Use local super food for a healthier you

5 min read
13 Sep 2017
5 min read
581 words
From the Archive (Apr, 2016): Our fitness expert tells you why you do not need to revamp or Westernise your diets to achieve your health goals
We do not need to revamp or Westernise our diet to achieve our health goals.


This superfood is a great source of protein, fibre and magnesium, which means it will make you feel full faster (no overeating!) and improve your digestion and heart health. Phaphar is a great alternative to white flour, and eating it regularly as a substitute can help regulate your blood-sugar level. It is also credited with helping to control blood pressure and cholesterol. Interesting fact: Buckwheat is not a grain; it is actually a fruit seed!

TRY : Buckwheat pancakes topped with fruit and yogurt:

Mix buckwheat, baking powder and water to make your pancake mix. Make pancakes as usual. Top it with your favourite seasonal fruits and yogurt.


You can easily get roasted peanuts from the food carts that ply our streets. There is no reason to not indulge in this affordable and nutritional powerhouse. Research has shown that peanuts help us feel full longer since they allow for slow absorption of carbohydrates. Have peanuts or peanut butter for breakfast and keep your sugar cravings at bay. However, peanuts are quite calorie-dense, so make sure to limit your peanut snacking to a small serving every day.

TRY : For your next snack, have a fruit with peanut butter, such as apple slices with peanut butter and a handful of nuts.

Hemp seeds

The hemp seed is a complete source of plant-based protein—protein comprises 25 per cent of its calories. It has all the essential amino acids that our bodies do not produce, so making it a part of our diet will ensure that we get a dose of these highly essential compounds.

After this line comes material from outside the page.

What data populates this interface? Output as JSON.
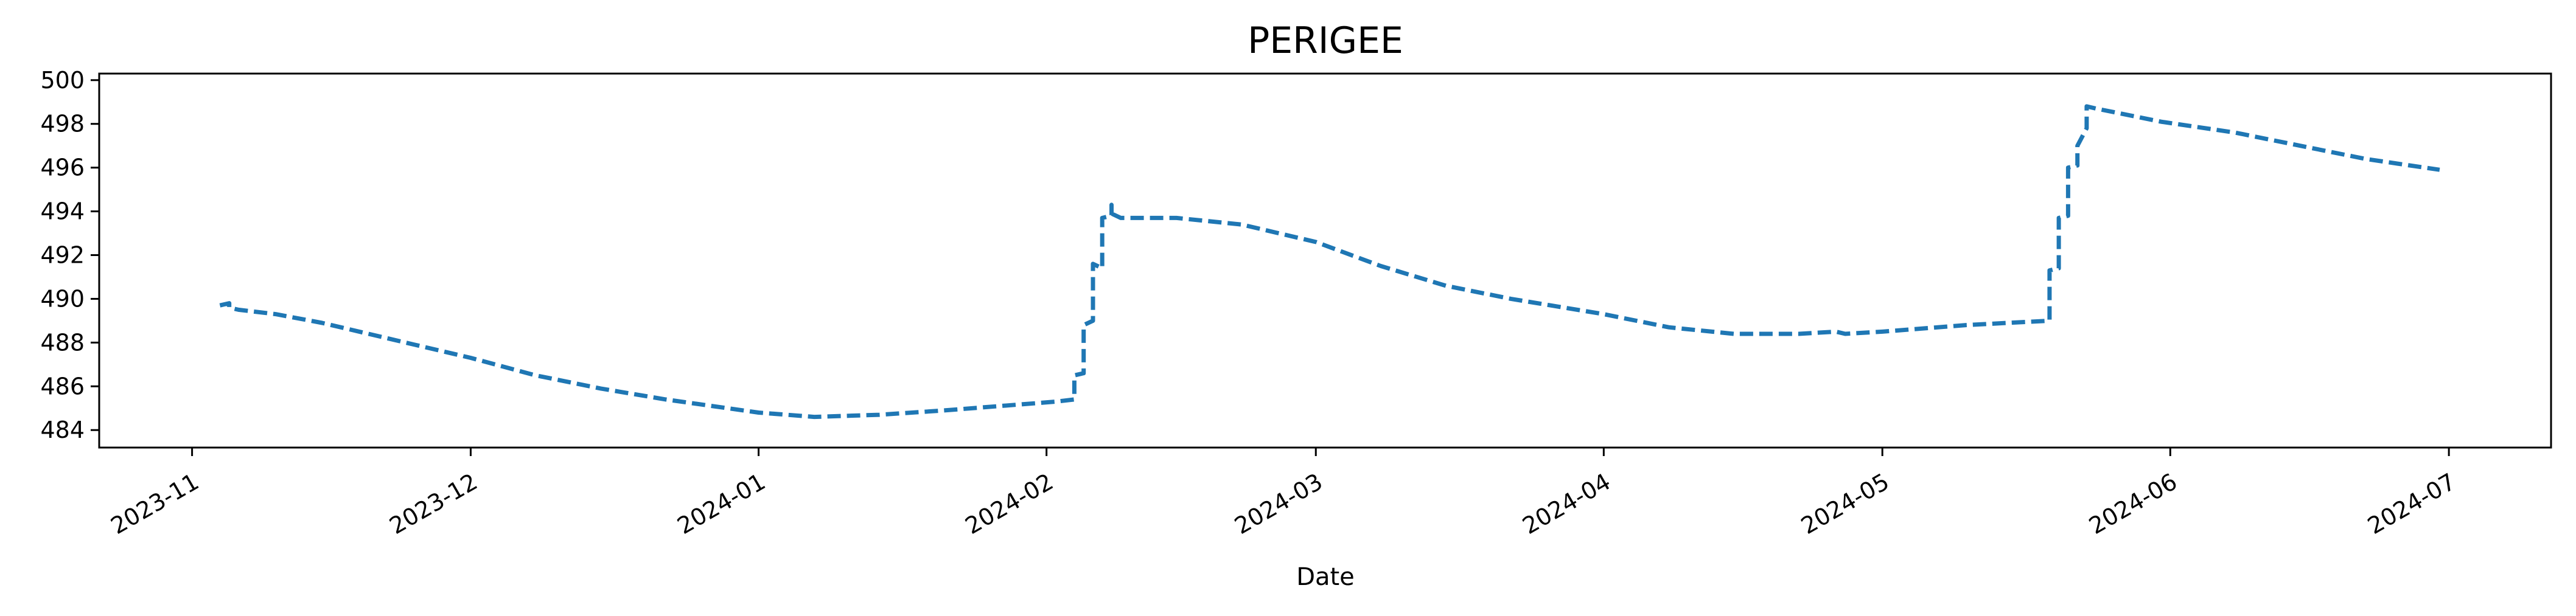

TRY : Hemp seeds are very popular in Nepali cuisine—they can be found in various achars. Roast some seeds, crush them in a mortar and pestle and use that as an achar paste.


I am very thankful that daal is a Nepali staple. After all, this healthy legume is low in calories and power-packed with soluble fibre and protein. It has also been proven to help reduce blood cholesterol and the risk of heart disease.

TRY : Add a twist to your usual daal by adding some roasted vegetables, and you can enjoy it as a hearty bowl of soup.